Over the past several years, sustainable homes throughout the globe have increased significantly, with more and more people looking to reduce their carbon footprint.
Becoming more energy-efficient is certainly something all of us should get behind, as it is a step towards creating a better, healthier planet. Additionally, taking time to look for eco-friendlier methods won’t just benefit the environment, but your savings as well, as it can help cut down your electricity bills.
Here are six effective ways on how you can make your home more energy-efficient.
- Control heat loss
- Upgrade existing windows
- Install a temperature control system
- Check your appliances
- Hire local professionals and source locally supplied materials
- Place more plants around your home
One of the most effective ways to improve the energy-efficiency status of your home is to check insulation in your roof, walls, and floors. These three major structural elements account for a significant amount of heat loss, which results in higher bills for you to pay.
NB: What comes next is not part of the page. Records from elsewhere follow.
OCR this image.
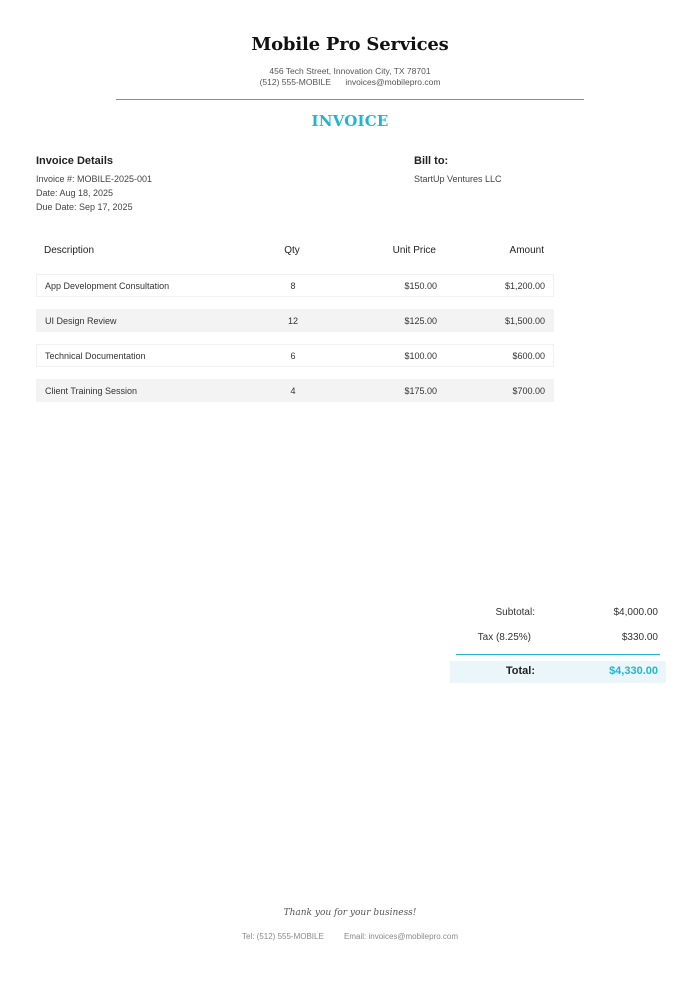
Mobile Pro Services
456 Tech Street, Innovation City, TX 78701
(512) 555-MOBILE invoices@mobilepro.com
INVOICE
Invoice Details
Invoice #: MOBILE-2025-001
Date: Aug 18, 2025
Due Date: Sep 17, 2025
Bill to:
StartUp Ventures LLC
Description	Qty	Unit Price	Amount
App Development Consultation	8	$150.00	$1,200.00
UI Design Review	12	$125.00	$1,500.00
Technical Documentation	6	$100.00	$600.00
Client Training Session	4	$175.00	$700.00
Subtotal:	$4,000.00
Tax (8.25%)	$330.00
Total:	$4,330.00
Thank you for your business!
Tel: (512) 555-MOBILE	Email: invoices@mobilepro.com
Be sure to check for any drafts within your home, and install excluders around your windows and doors.
For window frames, the best environmentally friendly material to use is wood. It provides more insulation, lasts longer, and does not add to pollution compared to more common materials like uPVC, which is known to emit toxic compounds. Combine this with double-glazing and thick, heavy curtains, and you get a very effective energy-conserving combination.
With your home’s temperature managed properly, you may want to consider installing an energy control system to take it a step further. This will give you the ability to control your home’s temperature even if you’re miles away just by using your smartphone. With this system, you can now manage energy more precisely, and activate heating/cooling only when necessary.
Take a look at your current appliances and consider upgrading some of the older ones to more energy-efficient models. Some of the most critical appliances to check are fireplaces, heaters, and gas ovens, as these can emit harmful pollutants if left unchecked. In case you’re unsure about the condition of your existing appliances, contact the manufacturer and inquire about hiring a certified engineer or specialist to perform an inspection.
If you’re renovating, hire local builders and specialists, and try to use only materials that are available locally. This way, you’re hiring people who are just nearby and using materials which won’t need to travel long distances, reducing the amount of pollution while also supporting local businesses.
It might seem like a very simple idea, but studies have shown that having leafy plants around your home helps absorb harsh volatile organic compounds, one of the primary types of pollutant gases. One of the most effective plants that can do this is the bromeliad, which can eliminate over 80% of pollutants. They’re nice to look at too, so you’ll also be sprucing up your interiors.